Ambulance-like drone

The specially adapted ambulance-like defibrillator-equipped drone has been developed in partnership with engineers at FlyPulse AB, Trollhättan. For the present study, the drone was dispatched and automatically flown out of view of the pilot within a radius of 10 km. The drone was test-flown to the exact destination to which an ambulance had driven on 18 incidents of cardiac arrest between 2006 and 2013 in the Norrtälje municipality in Sweden; their respective arrival times were then compared.

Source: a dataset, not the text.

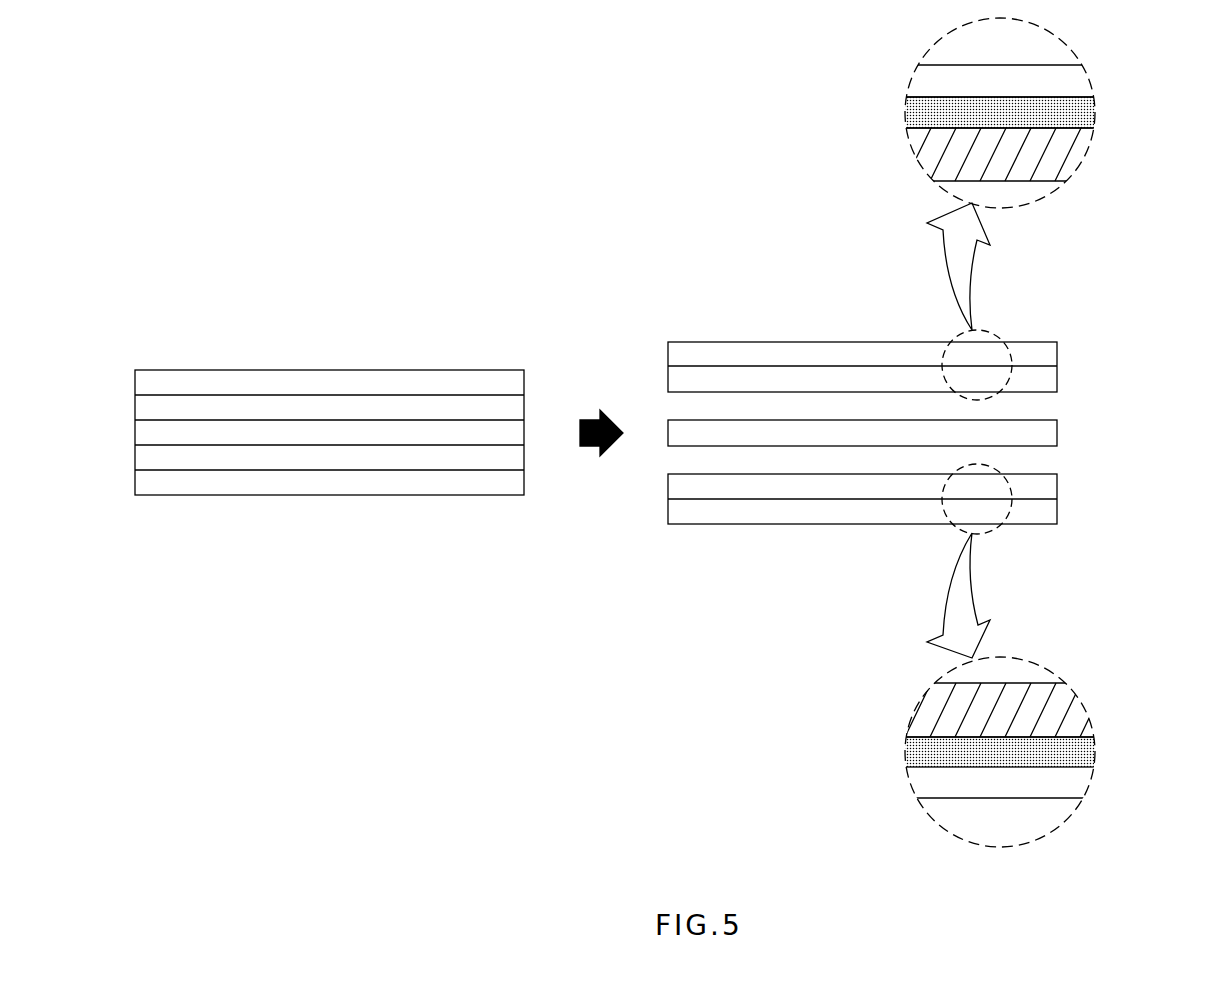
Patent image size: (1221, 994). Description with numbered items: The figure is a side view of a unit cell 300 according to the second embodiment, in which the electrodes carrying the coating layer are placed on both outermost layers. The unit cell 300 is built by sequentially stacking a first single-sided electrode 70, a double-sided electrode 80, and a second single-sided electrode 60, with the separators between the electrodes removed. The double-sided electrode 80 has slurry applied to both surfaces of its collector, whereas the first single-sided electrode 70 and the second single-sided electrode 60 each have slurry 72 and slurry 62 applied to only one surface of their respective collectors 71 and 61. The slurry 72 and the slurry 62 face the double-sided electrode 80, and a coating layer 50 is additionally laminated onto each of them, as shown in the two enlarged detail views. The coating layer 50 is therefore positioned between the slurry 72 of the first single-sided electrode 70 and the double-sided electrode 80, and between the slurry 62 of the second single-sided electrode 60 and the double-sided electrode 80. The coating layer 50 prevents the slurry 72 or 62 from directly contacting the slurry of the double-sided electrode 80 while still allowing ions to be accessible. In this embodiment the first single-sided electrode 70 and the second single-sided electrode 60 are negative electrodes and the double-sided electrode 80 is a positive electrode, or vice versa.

The drone, which was sent from Älmsta (Norrtälje municipality) rescue services, had a response time from alarm to being airborne of only three seconds and an average time from alarm to arrival at the scene of cardiac arrest of approximately five minutes, 16 minutes shorter than was stated in the ambulance records.

Great potential of drones

An important part of the study is that the research team was given permission by the Swedish Transport Agency and the Swedish Civil Aviation Administration to fly out of sight and were therefore able to demonstrate the great potential that drones have to save lives in the event of cardiac arrest.

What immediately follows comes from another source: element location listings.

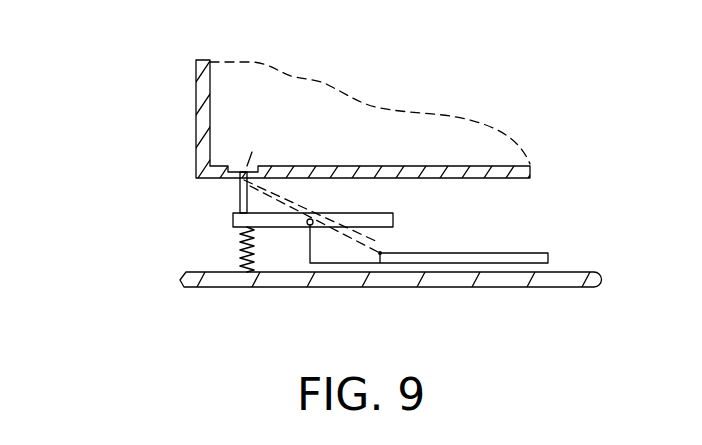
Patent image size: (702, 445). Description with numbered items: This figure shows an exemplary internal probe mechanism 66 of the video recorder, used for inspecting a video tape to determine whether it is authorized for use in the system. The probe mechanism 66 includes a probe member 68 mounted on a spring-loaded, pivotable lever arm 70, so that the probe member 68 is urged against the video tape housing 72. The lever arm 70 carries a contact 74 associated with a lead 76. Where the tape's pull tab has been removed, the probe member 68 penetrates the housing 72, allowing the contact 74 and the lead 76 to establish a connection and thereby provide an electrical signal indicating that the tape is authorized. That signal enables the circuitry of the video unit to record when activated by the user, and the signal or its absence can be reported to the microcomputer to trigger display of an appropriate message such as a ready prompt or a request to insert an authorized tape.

The probe mechanism 66 is at (160, 246).
The probe member 68 is at (240, 202).
The lever arm 70 is at (288, 228).
The video tape housing 72 is at (383, 165).
The contact 74 is at (387, 227).
The lead 76 is at (518, 253).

“In areas with longer ambulance response times of up to 30 minutes, the chances of surviving a cardiac arrest are tiny,” explains Mr Claesson. “Drones able to deliver defibrillators can reach the patient inside the first few minutes and are thus a new and important complement to existing emergency services. With an early shock from a defibrillator within the first 3-5 minutes after cardiac arrest, up to 70 per cent of patients can survive the event.”

Last October, ICT&health wrote about Unicef using drones do deliver medication in hard to get to areas in African countries. This particular UN project will explores whether a small unmanned aerial vehicle, or UAV, could deliver HIV test samples more efficiently than land transport in rural Malawi.